I
NECESIDAD
El hangar era hosco y rudimentario. El arconte An’scur apenas pudo ocultar su gesto de desdén. Como tantas otras cosas que había soportado por mantener su existencia milenaria, encontraba la alianza con el mon’keigh desagradable pero necesaria.
Si alguna vez lo descubrían, le darían caza por esto. Sus primos eldritch en la Alta Commoragh verían cómo lo despellejaban y lo destripaban, y eso no sería más que los entrantes de un banquete de sufrimiento mucho más largo. Pero valía la pena correr el riesgo por lo que el hechicero prometía. Si había vivido tanto tiempo era porque sabía qué tratos aceptar y cuáles rechazar. Este gambito en particular estaba en el umbral entre ambos. Además, An’scur estaba sintiendo un hastío creciente últimamente. Se manifestaba como una sombra en los límites de su visión, una astilla de negrura que contrastaba contra los oscuros rincones de los pasillos vacíos…, que le perseguía. Necesitaba escapar de las tierras fronterizas. Llevaba demasiado tiempo confinado en el subreino del Arrecife de Volgorrah.
Había decidido que la eternidad era mucho tiempo. Agotaba su energía y consumía todo el sustento de su cuerpo de modo que necesitaba reabastecerse frecuentemente. La sombra lo sabía, y ansiaba el día en el que la restauración ya no sería posible para el arconte. Esperaba, pues la muerte eterna era muy paciente.

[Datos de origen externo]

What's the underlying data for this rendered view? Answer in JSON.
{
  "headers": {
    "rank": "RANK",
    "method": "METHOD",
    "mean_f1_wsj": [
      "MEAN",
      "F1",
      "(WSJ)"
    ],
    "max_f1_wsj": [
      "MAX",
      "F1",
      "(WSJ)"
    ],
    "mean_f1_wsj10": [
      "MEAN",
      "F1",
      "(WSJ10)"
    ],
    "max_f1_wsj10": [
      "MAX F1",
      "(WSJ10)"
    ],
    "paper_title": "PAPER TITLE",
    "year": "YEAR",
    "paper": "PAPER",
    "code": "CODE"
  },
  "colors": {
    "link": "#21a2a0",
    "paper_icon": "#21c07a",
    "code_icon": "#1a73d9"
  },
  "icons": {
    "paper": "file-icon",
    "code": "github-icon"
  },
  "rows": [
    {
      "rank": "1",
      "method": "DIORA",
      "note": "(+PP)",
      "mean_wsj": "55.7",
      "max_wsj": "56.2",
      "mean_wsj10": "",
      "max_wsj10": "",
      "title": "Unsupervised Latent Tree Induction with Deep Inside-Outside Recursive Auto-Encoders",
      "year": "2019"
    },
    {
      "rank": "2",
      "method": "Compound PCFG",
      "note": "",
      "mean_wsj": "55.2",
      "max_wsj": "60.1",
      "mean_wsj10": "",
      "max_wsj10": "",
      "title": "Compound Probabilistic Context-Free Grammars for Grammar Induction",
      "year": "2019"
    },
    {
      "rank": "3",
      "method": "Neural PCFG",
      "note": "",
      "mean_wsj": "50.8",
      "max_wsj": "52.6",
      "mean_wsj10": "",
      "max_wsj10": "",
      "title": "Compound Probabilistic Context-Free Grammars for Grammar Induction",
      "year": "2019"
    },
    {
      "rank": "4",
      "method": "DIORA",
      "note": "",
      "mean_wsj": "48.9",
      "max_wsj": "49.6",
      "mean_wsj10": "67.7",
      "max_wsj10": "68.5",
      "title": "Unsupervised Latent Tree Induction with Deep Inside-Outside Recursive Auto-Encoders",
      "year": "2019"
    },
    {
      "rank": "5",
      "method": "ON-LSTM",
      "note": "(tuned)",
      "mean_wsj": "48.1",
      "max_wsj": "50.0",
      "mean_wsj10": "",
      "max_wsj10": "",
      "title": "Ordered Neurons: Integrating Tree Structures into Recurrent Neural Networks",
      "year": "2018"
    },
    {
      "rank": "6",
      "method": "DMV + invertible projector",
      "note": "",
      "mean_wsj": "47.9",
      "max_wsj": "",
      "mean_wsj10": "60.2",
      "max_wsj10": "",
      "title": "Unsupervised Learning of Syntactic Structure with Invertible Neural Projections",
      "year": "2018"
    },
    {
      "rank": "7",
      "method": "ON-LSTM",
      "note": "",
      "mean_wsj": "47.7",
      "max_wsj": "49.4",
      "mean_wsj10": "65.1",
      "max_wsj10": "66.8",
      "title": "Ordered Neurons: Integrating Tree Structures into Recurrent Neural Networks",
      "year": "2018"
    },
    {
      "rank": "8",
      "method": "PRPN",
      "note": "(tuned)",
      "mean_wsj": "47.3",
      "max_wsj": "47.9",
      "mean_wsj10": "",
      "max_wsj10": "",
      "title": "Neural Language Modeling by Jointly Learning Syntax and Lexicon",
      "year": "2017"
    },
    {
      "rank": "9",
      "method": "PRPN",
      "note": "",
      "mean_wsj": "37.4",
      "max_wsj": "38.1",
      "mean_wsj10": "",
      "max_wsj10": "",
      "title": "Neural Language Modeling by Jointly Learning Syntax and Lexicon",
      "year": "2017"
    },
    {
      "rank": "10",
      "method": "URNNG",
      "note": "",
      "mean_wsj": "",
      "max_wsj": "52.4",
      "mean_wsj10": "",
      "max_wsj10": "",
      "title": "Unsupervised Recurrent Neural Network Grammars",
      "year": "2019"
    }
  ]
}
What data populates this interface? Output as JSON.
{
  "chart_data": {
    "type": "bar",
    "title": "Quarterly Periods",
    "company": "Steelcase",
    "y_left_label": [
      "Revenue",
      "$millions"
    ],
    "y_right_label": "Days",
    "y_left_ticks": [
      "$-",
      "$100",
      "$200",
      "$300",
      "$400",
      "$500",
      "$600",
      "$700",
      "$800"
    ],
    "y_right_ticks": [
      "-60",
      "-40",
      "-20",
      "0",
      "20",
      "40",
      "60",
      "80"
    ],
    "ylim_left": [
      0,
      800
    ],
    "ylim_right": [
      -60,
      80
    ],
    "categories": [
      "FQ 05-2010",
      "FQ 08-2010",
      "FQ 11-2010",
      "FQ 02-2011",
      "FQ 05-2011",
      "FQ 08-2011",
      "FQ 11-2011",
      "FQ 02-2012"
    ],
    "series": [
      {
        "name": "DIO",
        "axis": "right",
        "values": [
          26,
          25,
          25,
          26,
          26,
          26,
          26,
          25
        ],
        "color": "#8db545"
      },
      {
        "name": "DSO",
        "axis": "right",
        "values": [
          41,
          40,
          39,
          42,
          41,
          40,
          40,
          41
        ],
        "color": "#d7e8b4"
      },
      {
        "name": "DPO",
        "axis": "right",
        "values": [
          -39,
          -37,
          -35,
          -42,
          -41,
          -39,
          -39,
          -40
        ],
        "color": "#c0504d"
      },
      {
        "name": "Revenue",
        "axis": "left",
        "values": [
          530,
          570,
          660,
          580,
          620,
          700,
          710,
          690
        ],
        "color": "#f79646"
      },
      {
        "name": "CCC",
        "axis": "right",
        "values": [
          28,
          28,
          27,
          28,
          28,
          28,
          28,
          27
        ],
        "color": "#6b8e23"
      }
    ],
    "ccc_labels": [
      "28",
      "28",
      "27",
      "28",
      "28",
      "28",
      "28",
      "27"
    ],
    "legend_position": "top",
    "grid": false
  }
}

An’scur no entablaba ninguna relación con aquellos que estaban por debajo de él. Helspereth había estado literalmente debajo de él, y había establecido un vínculo con ella a sabiendas de que era un error. Había sido una criatura excepcional a la hora de cosechar almas. De todos los eldars oscuros presentes en el Puerto de la Angustia, ella era la mejor cuando se trataba de extraer cada ápice de dolor y de sufrimiento de sus víctimas. Se habían deleitado en ello, An’scur y su bruja favorita.
Ahora, ella había muerto a manos de una mano primitiva. Y aunque iba en contra de su naturaleza, quería vengar su muerte. An’scur obtendría mucho placer infligiendo dolor sobre aquel que se la arrebató, aquel de negro.
Ella había sido hermosa y atroz al mismo tiempo, el espécimen femenino perfecto. Su manera de hacer el amor era una tortura y un éxtasis al mismo tiempo. Muchos de los nobles con los que se había acostado no habían sobrevivido a la experiencia. Su pérdida había dejado dolor en el interior de An’scur, lo cual le sorprendía. No había sucedido de manera inmediata; fue más adelante, a solas, cuando empezó a notar su ausencia. Tal vez ésa fue la razón por la que había despachado a Malnakor; el muy desgraciado había codiciado la nacarada piel y la flexible figura de Helspereth. También había intentado asesinar a An’scur en más de una ocasión. Las represalias contra el advenedizo draconte eran inevitables, aunque fueron llevadas a cabo a través de la conspiración y la traición para eludir la carga de las pruebas y el tedio de la recriminación.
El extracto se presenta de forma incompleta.